Ganharam igualmente adeptos, no período de confinamento, as aplicações de Botox, os preenchimentos artificiais, a aspiração de gordura nas bochechas e a atenuação de olheiras. “Nota-se uma preocupação muito grande com a área ao redor dos olhos. Nas reuniões por videoconferência, as pessoas ficam se criticando o tempo todo”, explica o cirurgião plástico André Maranhão, que aponta ainda para um aumento no número de lipoaspirações — até porque o repouso obrigatório na recuperação fica bem mais fácil quando se trabalha de casa (veja o quadro). Incomodada com as marcas da idade, a empresária Márcia Reis, 54 anos, consultou uma especialista em harmonização facial e, em seguida, submeteu-se a aplicação de Botox e aspiração da papada e das bochechas. Acabou influenciando a filha, a publicitária Paula Reis, 28, que voltou para casa com os lábios e o queixo reformatados por preenchedores. “Nunca tinha feito nada, mas comecei a me sentir mais bonita usando os filtros do Instagram que me davam uma boca maior. Como estava em casa desde maio, sem emprego, com tranquilidade para me recuperar, resolvi experimentar”, explica Paula.

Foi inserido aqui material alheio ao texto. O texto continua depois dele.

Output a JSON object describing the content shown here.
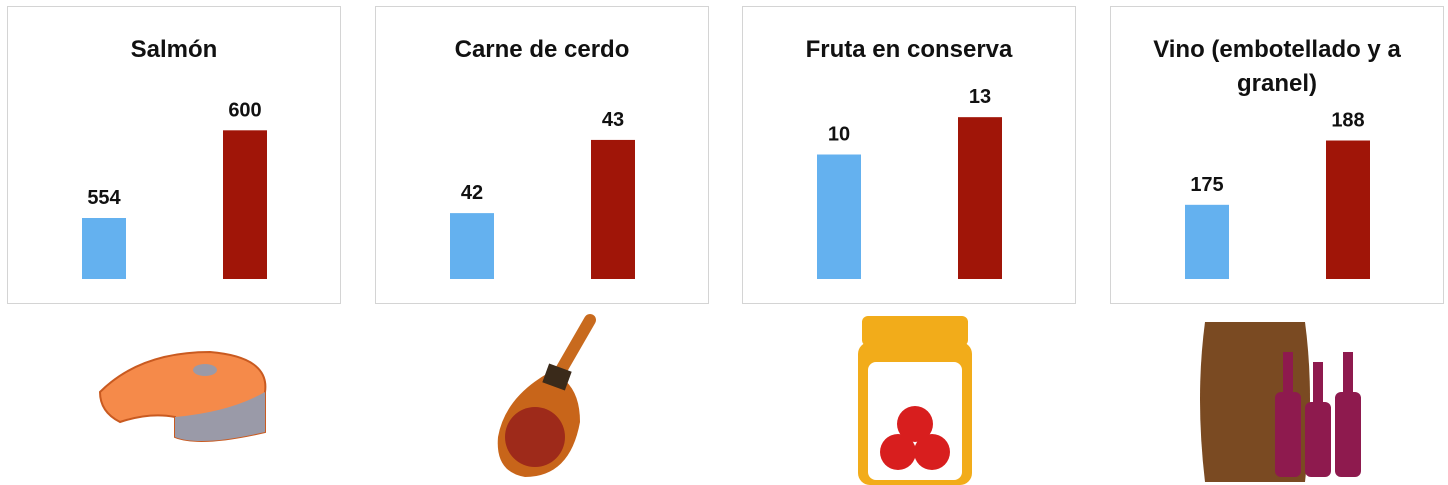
{
  "chart_data": [
    {
      "type": "bar",
      "title": "Salmón",
      "values": [
        554,
        600
      ],
      "colors": [
        "#64b1ef",
        "#a01508"
      ],
      "ylim": [
        522,
        618
      ]
    },
    {
      "type": "bar",
      "title": "Carne de cerdo",
      "values": [
        42,
        43
      ],
      "colors": [
        "#64b1ef",
        "#a01508"
      ],
      "ylim": [
        41.1,
        43.6
      ]
    },
    {
      "type": "bar",
      "title": "Fruta en conserva",
      "values": [
        10,
        13
      ],
      "colors": [
        "#64b1ef",
        "#a01508"
      ],
      "ylim": [
        0,
        14.7
      ]
    },
    {
      "type": "bar",
      "title": "Vino (embotellado y a granel)",
      "values": [
        175,
        188
      ],
      "colors": [
        "#64b1ef",
        "#a01508"
      ],
      "ylim": [
        160,
        197
      ]
    }
  ]
}
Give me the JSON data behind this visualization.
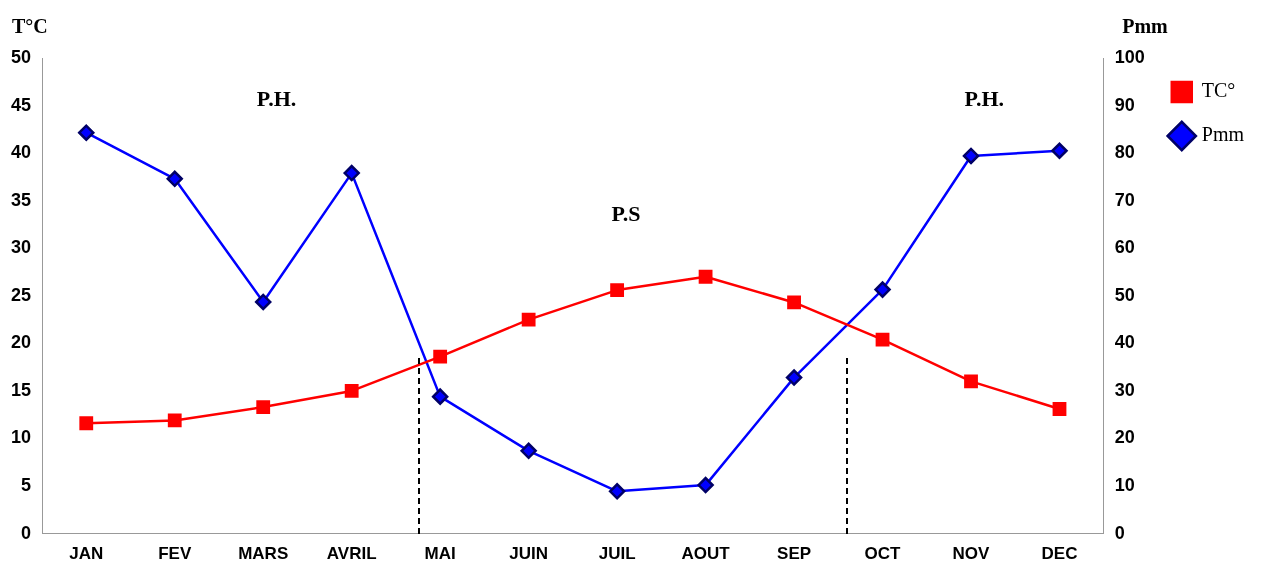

Dona de uma movimentada clínica dermatológica em São Paulo, que não fechou durante a quarentena, a médica Ligia Kogos conta que recebeu muita gente incomodada com a aparência em lives. “A maioria saiu do meu consultório com receita de ring light”, brinca, referindo-se ao equipamento que melhora a iluminação e, consequentemente, as feições das pessoas nas transmissões on-line. Ligia diz que o movimento diminuiu na pandemia, mas cresceu a opção por tratamentos mais demorados, e que atendeu a muitas emergências por problemas de stress e alergias, sobretudo ao álcool em gel. Quem continuou a atender nos meses de isolamento social reforçou o investimento em testes, máscaras, higienização e altas antecipadas. “Só opero em hospitais que não têm pacientes de Covid-19, o que traz conforto a quem vai se submeter a cirurgia plástica”, diz o médico Regis Ramos. As cirurgias eletivas em hospitais públicos e particulares estão liberadas desde 9 de junho, em São Paulo, e 16 de junho, no Rio de Janeiro. E, pelo jeito, não faltam pacientes dispostos a encarar agulhadas e até o bisturi para fazer bonito no mundo pós-pandemia.